Shares of the chipmaker, which is set to report quarterly results on Thursday, were up about a per cent in extended trading. The stock has slumped 40 per cent so far this year.
The US chipmaker remains a major player in the personal computer and server markets but has struggled to keep pace with the growing demand for chips used in AI applications.
CEO Pat [kicking] Gelsinger has initiated a turnaround to regain the company’s competitive edge, focusing on revitalising its manufacturing capabilities, investing in advanced chip technologies, and expanding into new markets.
In October 2022, Intel announced a cost-reduction plan that included “people actions”, aimed at slashing annual costs by $3 billion in 2023, reducing the chipmaker’s headcount to 124,800 at the end of 2023 from 131,900 a year earlier, according to regulatory filings.

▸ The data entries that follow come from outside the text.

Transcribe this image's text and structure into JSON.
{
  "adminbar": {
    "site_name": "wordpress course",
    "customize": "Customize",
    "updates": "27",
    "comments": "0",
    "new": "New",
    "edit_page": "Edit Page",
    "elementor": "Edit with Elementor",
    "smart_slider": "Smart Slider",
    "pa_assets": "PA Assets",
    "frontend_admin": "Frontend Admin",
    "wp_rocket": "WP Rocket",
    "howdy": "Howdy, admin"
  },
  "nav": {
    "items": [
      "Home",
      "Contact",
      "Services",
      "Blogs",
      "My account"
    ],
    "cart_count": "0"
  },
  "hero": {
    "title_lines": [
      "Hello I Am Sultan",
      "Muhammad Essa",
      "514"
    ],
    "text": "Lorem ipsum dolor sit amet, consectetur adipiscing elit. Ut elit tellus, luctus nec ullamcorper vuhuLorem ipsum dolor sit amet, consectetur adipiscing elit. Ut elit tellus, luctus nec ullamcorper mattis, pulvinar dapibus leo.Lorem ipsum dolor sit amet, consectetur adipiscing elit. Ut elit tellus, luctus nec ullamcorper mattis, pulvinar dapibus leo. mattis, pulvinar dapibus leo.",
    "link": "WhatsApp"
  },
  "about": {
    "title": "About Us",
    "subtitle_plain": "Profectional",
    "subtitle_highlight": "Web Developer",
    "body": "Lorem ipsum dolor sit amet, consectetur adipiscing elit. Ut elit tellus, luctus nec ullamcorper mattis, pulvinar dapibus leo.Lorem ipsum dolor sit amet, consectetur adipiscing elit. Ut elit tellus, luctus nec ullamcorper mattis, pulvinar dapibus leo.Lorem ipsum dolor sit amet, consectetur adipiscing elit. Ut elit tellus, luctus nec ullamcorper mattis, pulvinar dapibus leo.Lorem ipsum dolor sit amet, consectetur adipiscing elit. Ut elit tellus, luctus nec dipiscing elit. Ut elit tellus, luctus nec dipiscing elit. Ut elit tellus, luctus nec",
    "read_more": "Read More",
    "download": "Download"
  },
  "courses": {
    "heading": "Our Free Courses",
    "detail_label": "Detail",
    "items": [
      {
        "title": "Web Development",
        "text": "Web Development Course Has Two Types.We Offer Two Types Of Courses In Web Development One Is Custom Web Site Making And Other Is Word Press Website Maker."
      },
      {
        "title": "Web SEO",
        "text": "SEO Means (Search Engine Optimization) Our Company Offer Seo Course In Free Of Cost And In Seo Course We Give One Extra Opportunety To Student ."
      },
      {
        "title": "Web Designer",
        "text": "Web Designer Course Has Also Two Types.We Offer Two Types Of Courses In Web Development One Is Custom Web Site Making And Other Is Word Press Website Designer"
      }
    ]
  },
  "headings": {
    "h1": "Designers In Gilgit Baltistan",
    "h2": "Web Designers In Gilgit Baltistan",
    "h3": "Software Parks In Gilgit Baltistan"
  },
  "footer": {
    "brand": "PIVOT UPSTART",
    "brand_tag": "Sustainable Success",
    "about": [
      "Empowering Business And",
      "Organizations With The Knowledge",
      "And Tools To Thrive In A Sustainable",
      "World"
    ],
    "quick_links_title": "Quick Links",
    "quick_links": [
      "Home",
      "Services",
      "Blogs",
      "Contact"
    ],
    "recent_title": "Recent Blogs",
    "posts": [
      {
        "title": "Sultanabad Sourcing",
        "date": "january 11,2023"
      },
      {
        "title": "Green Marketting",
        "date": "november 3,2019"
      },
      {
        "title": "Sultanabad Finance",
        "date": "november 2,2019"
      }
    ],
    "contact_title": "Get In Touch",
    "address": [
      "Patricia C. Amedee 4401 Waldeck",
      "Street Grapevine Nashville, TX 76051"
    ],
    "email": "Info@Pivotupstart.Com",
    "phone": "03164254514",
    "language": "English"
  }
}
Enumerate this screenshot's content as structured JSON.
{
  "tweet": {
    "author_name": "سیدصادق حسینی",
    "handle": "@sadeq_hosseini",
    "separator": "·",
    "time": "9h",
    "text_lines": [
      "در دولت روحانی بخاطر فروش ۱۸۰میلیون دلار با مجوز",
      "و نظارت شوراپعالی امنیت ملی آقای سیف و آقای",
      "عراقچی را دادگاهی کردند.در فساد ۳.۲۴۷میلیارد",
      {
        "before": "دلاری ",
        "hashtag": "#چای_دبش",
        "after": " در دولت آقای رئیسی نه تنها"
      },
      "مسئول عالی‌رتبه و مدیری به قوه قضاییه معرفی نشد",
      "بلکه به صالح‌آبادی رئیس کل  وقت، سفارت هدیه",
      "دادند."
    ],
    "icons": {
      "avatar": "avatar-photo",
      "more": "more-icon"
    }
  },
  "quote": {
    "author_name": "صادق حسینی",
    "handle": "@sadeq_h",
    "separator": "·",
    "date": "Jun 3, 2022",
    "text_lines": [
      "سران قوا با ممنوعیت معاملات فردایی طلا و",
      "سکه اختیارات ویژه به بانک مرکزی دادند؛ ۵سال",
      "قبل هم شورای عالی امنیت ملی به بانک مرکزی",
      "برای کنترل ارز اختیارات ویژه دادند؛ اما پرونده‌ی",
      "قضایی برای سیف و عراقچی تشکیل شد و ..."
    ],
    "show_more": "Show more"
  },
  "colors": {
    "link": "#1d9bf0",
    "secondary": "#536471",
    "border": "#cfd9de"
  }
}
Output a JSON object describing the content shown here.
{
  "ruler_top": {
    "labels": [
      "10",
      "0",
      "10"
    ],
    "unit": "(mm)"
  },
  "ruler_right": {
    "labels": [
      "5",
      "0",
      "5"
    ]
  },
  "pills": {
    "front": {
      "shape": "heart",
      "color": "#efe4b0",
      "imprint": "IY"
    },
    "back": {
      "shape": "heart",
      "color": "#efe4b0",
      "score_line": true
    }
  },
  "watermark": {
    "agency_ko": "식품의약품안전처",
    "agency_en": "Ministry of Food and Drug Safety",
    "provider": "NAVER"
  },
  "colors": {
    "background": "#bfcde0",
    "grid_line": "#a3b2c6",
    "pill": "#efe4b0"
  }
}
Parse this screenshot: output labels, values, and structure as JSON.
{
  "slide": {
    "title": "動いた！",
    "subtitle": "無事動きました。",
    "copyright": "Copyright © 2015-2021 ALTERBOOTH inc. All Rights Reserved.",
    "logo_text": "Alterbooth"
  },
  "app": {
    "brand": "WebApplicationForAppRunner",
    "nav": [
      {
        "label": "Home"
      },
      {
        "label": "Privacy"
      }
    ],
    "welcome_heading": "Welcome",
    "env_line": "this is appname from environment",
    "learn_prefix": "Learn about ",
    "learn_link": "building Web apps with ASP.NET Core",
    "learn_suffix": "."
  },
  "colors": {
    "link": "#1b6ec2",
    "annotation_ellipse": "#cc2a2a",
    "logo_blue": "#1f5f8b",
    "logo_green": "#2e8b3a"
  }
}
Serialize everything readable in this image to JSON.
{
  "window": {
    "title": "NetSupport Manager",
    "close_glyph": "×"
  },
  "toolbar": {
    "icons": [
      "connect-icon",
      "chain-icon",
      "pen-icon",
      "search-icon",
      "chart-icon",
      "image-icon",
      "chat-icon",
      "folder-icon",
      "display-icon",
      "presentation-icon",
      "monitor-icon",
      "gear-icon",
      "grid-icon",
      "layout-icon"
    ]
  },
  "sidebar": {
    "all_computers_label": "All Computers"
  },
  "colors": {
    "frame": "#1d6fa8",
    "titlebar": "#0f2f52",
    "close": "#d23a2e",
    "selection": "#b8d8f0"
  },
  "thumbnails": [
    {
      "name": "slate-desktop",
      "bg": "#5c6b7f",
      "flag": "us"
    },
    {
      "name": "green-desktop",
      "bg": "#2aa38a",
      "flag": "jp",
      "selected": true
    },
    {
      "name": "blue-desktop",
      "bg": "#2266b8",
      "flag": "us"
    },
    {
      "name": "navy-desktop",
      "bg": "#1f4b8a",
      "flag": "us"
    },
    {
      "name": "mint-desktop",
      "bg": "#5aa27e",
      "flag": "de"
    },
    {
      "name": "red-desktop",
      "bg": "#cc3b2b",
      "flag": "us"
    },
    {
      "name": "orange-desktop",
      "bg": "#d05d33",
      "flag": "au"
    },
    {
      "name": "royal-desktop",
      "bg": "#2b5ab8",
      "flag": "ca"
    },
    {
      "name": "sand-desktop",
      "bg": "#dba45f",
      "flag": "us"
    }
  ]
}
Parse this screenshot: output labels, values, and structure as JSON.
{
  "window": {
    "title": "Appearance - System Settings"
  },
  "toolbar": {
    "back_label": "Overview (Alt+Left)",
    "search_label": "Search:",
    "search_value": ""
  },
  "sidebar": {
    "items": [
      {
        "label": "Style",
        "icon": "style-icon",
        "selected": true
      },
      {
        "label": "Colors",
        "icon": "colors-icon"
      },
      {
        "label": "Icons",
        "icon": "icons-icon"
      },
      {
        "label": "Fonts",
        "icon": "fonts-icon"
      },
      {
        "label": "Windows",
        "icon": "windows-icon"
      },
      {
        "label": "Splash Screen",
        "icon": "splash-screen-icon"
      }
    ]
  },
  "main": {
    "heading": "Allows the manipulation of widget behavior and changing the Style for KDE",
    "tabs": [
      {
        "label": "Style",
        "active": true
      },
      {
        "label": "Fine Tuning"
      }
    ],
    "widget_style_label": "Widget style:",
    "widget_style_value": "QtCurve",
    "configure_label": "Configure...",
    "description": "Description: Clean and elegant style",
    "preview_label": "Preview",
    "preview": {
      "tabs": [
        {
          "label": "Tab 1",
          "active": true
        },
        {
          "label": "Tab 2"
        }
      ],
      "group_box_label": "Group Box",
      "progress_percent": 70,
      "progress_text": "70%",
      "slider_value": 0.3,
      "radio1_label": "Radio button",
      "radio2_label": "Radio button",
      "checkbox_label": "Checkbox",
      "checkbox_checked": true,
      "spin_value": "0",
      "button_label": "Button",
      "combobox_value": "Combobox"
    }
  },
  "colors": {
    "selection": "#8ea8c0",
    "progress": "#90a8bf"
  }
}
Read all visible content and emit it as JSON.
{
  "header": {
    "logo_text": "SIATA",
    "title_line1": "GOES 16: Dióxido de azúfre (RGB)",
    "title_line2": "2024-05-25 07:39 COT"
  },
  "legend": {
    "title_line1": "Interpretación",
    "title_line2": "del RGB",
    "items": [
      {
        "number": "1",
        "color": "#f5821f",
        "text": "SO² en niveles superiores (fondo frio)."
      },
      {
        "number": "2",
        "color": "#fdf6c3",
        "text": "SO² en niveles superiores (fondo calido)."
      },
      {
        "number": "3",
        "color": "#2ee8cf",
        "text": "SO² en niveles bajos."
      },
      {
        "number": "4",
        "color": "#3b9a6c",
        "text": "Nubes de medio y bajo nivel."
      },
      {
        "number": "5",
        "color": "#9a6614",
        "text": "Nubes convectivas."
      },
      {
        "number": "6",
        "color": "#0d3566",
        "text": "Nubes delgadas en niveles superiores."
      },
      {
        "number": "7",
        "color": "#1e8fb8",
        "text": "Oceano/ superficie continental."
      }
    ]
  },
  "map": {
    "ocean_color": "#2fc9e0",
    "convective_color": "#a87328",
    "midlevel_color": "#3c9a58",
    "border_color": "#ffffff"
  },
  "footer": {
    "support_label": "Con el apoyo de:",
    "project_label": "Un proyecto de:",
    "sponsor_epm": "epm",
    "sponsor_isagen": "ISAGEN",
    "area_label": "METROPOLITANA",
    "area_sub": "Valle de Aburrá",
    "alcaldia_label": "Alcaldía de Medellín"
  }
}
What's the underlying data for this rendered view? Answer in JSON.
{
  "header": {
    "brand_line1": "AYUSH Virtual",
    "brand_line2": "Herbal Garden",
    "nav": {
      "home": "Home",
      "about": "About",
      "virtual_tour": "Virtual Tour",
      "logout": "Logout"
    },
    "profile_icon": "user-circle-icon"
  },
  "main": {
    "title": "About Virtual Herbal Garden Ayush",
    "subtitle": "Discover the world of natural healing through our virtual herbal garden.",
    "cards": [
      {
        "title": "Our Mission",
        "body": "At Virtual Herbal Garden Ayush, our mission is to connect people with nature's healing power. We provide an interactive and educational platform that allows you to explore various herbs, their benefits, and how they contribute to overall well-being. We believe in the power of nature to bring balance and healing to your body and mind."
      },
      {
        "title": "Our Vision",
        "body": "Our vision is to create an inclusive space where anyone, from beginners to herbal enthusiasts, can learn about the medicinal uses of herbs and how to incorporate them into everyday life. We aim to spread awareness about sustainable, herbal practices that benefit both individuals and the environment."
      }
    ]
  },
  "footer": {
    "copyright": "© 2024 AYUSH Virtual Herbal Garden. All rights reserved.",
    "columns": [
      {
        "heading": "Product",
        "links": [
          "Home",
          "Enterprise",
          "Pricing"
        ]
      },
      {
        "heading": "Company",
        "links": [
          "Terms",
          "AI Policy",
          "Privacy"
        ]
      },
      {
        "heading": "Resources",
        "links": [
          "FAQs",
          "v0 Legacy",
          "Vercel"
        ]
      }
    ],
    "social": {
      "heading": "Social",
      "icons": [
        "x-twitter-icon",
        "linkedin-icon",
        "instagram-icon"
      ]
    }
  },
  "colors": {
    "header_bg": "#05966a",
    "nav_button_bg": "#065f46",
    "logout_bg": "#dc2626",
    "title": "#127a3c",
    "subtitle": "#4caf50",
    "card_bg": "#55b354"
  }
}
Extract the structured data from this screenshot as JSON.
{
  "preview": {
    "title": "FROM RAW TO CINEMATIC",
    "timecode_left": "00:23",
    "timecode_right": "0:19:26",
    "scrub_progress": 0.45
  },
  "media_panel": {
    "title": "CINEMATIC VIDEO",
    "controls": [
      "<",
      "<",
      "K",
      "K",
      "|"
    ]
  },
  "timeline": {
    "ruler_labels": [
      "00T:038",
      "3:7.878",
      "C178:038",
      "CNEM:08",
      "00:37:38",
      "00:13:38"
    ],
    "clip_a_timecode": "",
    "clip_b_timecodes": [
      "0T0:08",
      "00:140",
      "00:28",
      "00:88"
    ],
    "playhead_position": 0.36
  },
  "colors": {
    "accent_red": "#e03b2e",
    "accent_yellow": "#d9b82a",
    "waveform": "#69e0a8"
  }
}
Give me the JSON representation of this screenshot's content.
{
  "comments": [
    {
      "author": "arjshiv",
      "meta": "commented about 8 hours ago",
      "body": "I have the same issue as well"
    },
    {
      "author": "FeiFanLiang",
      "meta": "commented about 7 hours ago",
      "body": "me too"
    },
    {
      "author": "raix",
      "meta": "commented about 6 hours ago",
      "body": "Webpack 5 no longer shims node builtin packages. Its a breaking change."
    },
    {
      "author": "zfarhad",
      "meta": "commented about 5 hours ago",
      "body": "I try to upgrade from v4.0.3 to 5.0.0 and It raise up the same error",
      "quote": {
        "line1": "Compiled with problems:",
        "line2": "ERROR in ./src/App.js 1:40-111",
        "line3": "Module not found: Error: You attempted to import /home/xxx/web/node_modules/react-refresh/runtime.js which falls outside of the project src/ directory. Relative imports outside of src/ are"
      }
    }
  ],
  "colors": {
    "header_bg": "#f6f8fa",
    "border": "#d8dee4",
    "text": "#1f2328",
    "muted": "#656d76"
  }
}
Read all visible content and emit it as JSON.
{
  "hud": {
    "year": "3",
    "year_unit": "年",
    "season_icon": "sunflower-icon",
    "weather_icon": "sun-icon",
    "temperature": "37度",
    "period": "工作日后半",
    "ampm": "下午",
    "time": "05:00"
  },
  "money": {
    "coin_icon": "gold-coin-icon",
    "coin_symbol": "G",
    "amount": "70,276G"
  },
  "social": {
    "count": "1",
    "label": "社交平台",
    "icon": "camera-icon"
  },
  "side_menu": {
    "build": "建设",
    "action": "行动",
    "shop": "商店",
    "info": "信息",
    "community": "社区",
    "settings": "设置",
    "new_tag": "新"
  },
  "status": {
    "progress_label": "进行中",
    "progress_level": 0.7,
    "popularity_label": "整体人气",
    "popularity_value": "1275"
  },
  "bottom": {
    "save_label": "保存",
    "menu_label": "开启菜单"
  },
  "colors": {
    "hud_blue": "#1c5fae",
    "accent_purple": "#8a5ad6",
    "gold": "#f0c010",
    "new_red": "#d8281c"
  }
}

The plan was expected to provide annual cost savings between $8 billion and $10 billion by 2025, the company had said in February last year.
Analysts expect the company’s second-quarter revenue to be about the same as a year earlier, with the data centre and AI segment set to post a 23 per cent decline, according to LSEG data.
Intel, traditionally known for designing and manufacturing its chips, has been making a concerted effort to expand into the foundry business, manufacturing chips for other companies.
Investors expect a push to promote chip manufacturing in North America by the Biden administration to diversify supply chains and reduce reliance on Taiwan to boost Intel’s prospects.